Later the same day, Kiyoshi Terashima, head of Hibiya Line operator Teito Rapid Transit Authority, said he had tendered his resignation to Transport Minister Toshihiro Nikai to take responsibility for the accident.
“Since the accident, I have thought of eventually taking responsibility,” Terashima said at a news conference held at the ministry.
Terashima also said the railway operator will quickly compile accident prevention measures based on the report.
The accident took place during the morning rush hour on March 8, when the rear car of a subway train derailed and sideswiped a packed commuter train running in the opposition direction on a parallel track.
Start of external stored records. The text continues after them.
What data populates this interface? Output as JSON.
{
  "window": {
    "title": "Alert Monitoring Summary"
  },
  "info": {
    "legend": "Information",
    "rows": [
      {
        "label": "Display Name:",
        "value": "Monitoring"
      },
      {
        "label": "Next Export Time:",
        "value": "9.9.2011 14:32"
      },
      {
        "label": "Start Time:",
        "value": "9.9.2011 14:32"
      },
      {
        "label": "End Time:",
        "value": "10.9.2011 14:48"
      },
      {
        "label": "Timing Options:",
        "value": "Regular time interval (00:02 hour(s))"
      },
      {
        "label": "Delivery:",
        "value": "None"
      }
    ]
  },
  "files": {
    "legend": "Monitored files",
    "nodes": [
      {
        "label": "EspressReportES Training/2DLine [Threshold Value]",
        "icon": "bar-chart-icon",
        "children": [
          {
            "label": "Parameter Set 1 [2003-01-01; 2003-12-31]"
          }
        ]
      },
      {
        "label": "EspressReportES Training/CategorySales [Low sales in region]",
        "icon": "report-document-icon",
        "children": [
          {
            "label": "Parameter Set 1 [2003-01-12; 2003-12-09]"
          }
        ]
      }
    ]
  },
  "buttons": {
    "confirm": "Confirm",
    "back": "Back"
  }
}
It occurred about 100 meters northeast of Nakameguro Station in Tokyo’s Meguro Ward.
It was the first fatal accident Teito has experienced in the nearly 70 it has been operating.
The expert panel, headed by Tokyo University Professor Emeritus Masakazu Iguchi, concluded that the accident was probably caused by a combination of factors, including wheel-load imbalance, increased friction on the track, stiffness of the air suspension system, and surface area of the rail.
The panel, which conducted repeated simulations and on-the-spot experiments, specifically attributed the accident to a wheel-load imbalance that caused the wheels to climb on the track.
Teito did not regularly check or maintain wheel-load balances for subway cars in use.
Transport Ministry officials indicated that it may be necessary to introduce standards to check and maintain correct balances of train car body weight.
According to the ministry, no Japanese railway operator, except for Tokyu Corp., regularly checks wheel-load balances on its trains.
Tokyu began checking the wheel-load balance on its train cars after an imbalance caused a serious accident near Yokohama Station in 1986, the ministry said.
The panel will further examine to what extent each factor contributed to the derailment, and will try to compile its final report in the fall, according to ministry officials.
The panel measured wheel-load balances on all the subway cars of the same type as the one involved in the fatal derailment and found that wheel-load imbalances between right and left wheels on some cars reached nearly 30 percent.
The car believed to have caused the accident was badly damaged and it was impossible to measure its wheel-load balance afterward, but the panel concluded that it was highly unequal.